Flydubai’s 79-strong 737 fleet includes 46 Max 8 and three Max 9 jets. In 2021 it cut by 65 the total number of aircraft on order with Boeing to 186. While it is steadily replacing its NG variants with the Max, Al Ghaith says delayed shipments will force it to retrofit its latest business class product on older-generation aircraft and keep some up to four years longer than their intended eight-year life.
“The problem is that aircraft that were meant to be delivered this year now won’t be, and we are having to retain older aircraft,” he says. “We have an aggressive plan to introduce as many Max variants as quickly as we can. Our biggest disappointment is that they are not coming as fast as we would like.”

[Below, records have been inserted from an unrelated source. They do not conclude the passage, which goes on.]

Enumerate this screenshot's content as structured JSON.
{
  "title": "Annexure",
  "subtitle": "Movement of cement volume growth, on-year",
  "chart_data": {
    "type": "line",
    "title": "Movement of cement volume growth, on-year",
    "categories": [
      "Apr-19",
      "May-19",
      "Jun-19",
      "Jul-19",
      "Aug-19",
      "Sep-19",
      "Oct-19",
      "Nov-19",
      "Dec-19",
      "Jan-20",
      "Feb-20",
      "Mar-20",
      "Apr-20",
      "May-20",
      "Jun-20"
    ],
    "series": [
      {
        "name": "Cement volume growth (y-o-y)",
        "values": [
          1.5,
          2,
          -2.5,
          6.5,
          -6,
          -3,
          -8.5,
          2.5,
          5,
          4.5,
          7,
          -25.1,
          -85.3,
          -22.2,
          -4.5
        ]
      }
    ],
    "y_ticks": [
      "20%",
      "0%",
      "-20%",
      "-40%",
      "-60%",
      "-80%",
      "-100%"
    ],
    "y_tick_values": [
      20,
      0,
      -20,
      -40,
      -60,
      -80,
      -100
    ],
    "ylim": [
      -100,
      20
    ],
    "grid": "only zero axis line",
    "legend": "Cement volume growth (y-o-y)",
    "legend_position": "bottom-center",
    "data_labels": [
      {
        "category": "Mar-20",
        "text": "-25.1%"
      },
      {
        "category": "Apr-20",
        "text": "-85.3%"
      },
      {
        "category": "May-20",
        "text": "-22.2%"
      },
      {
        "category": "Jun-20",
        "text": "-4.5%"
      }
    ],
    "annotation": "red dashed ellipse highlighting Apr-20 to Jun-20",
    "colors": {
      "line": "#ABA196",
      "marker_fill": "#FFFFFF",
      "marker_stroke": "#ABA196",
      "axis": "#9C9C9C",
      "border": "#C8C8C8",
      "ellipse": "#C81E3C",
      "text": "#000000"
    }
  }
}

Flydubai has business class cabins on all its aircraft, but its newest come with 10 premium suites with a sliding privacy door. Six aircraft – serving longer routes – will have the interior by the first quarter. Although its business class caters largely for Flydubai customers travelling for leisure but happy to pay for extra comfort, Al Ghaith says it is also vital for codeshares with Emirates and others to work.

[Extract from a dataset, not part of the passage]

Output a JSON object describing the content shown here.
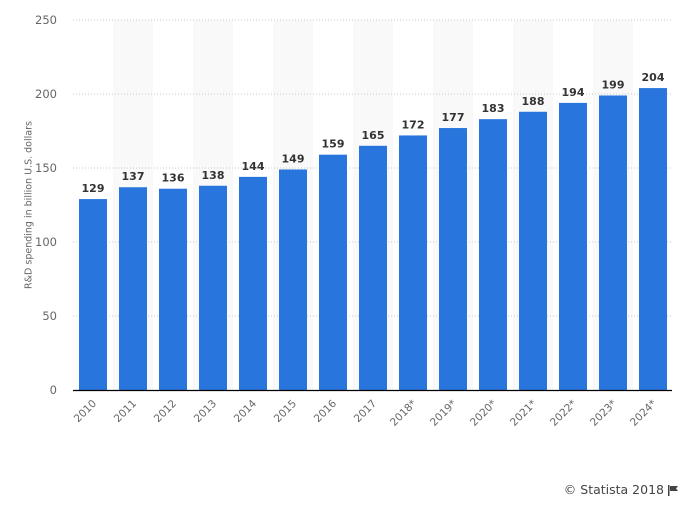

While Flydubai has a long-standing cross-selling pact with its sibling, both United Airlines and Air Canada have also this year extended their codeshare agreements with Emirates to include Flydubai. “It is a fantastic opportunity to leverage the huge network, not just of Emirates, but also of two of the most important airlines in the world,” says Al Ghaith.
Route expansion is also on the cards for Flydubai, including into Africa – it has just launched Mombasa – and the former Soviet Union. “When I was with Emirates, it was all about east and west,” says Al Ghaith. “But going north is a big potential, and we are making that happen, including more destinations in Kazakhstan and Uzbekistan. We also don’t go to enough places in Africa.”

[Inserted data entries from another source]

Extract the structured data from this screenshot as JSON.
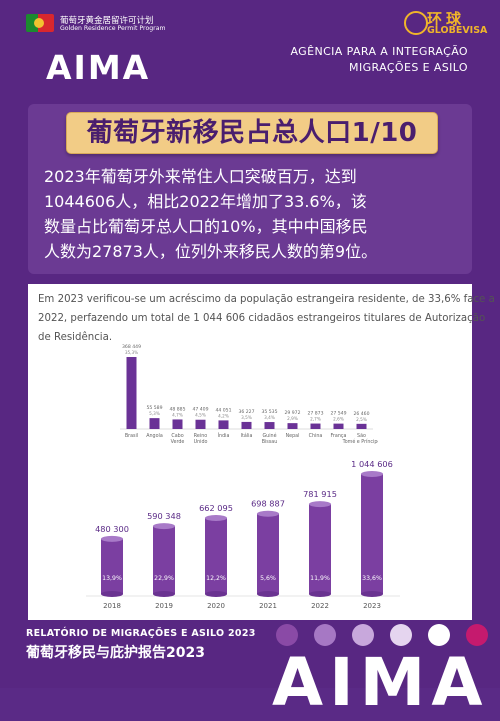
{
  "header": {
    "program_cn": "葡萄牙黄金居留许可计划",
    "program_en": "Golden Residence Permit Program",
    "aima_logo": "AIMA",
    "globe_cn": "环球",
    "globe_en": "GLOBEVISA",
    "agency_line1": "AGÊNCIA PARA A INTEGRAÇÃO",
    "agency_line2": "MIGRAÇÕES E ASILO"
  },
  "title": "葡萄牙新移民占总人口1/10",
  "paragraph": [
    "2023年葡萄牙外来常住人口突破百万，达到",
    "1044606人，相比2022年增加了33.6%，该",
    "数量占比葡萄牙总人口的10%，其中中国移民",
    "人数为27873人，位列外来移民人数的第9位。"
  ],
  "report": {
    "lines": [
      "Em 2023 verificou-se um acréscimo da população estrangeira residente, de 33,6% face a",
      "2022, perfazendo um total de 1 044 606 cidadãos estrangeiros titulares de Autorização",
      "de Residência."
    ]
  },
  "chart_data": [
    {
      "type": "bar",
      "categories": [
        "Brasil",
        "Angola",
        "Cabo Verde",
        "Reino Unido",
        "Índia",
        "Itália",
        "Guiné Bissau",
        "Nepal",
        "China",
        "França",
        "São Tomé e Príncipe"
      ],
      "values": [
        368449,
        55589,
        48885,
        47409,
        44051,
        36227,
        35535,
        29972,
        27873,
        27549,
        26460
      ],
      "labels": [
        "368 449",
        "55 589",
        "48 885",
        "47 409",
        "44 051",
        "36 227",
        "35 535",
        "29 972",
        "27 873",
        "27 549",
        "26 460"
      ],
      "percents": [
        "35,3%",
        "5,3%",
        "4,7%",
        "4,5%",
        "4,2%",
        "3,5%",
        "3,4%",
        "2,9%",
        "2,7%",
        "2,6%",
        "2,5%"
      ]
    },
    {
      "type": "bar",
      "categories": [
        "2018",
        "2019",
        "2020",
        "2021",
        "2022",
        "2023"
      ],
      "values": [
        480300,
        590348,
        662095,
        698887,
        781915,
        1044606
      ],
      "labels": [
        "480 300",
        "590 348",
        "662 095",
        "698 887",
        "781 915",
        "1 044 606"
      ],
      "percents": [
        "13,9%",
        "22,9%",
        "12,2%",
        "5,6%",
        "11,9%",
        "33,6%"
      ]
    }
  ],
  "footer": {
    "line1": "RELATÓRIO DE MIGRAÇÕES E ASILO 2023",
    "line2": "葡萄牙移民与庇护报告2023",
    "aima_big": "AIMA"
  },
  "colors": {
    "background": "#582782",
    "accent": "#f2cc86",
    "bar": "#7b3fa1"
  }
}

Both carriers have rebounded impressively from the impact of the pandemic, recording strong profits in their latest financial results. Dubai’s delayed Expo 2020 in 2021, together with last year’s Qatar football World Cup, helped kickstart Flydubai’s recovery and this has continued into the current year. “In the last six months we have seen the highest demand for traffic ever,” says Al Ghaith.
Over at Air Arabia, Ali says the airline has enjoyed “continuous growth” since countries began opening borders and welcoming tourists again. “There has been so much pent-up demand,” he says, adding that, with “demand continuing to exceed supply across the market, yields are holding”. Air Arabia has maintained load factors of more than 80% this year.
It remains to be seen whether either airline will add to its orderbook at the upcoming Dubai air show in November, although Al Ghaith has previously hinted that he is attracted to the A321LR, which with around 500nm additional range and able to carry around 30 more passengers than the Max 8 could open new route opportunities.
As for the futures of the long-standing low-cost leaders who have led their respective airlines since they took to the skies, Al Ghaith has been tipped to replace 73-year-old Emirates boss Sir Tim Clark when he retires. Meanwhile, Ali insists he has no plans to quit. “This is my enjoyment,” he says. “The day it turns into a job is the day I will step aside.”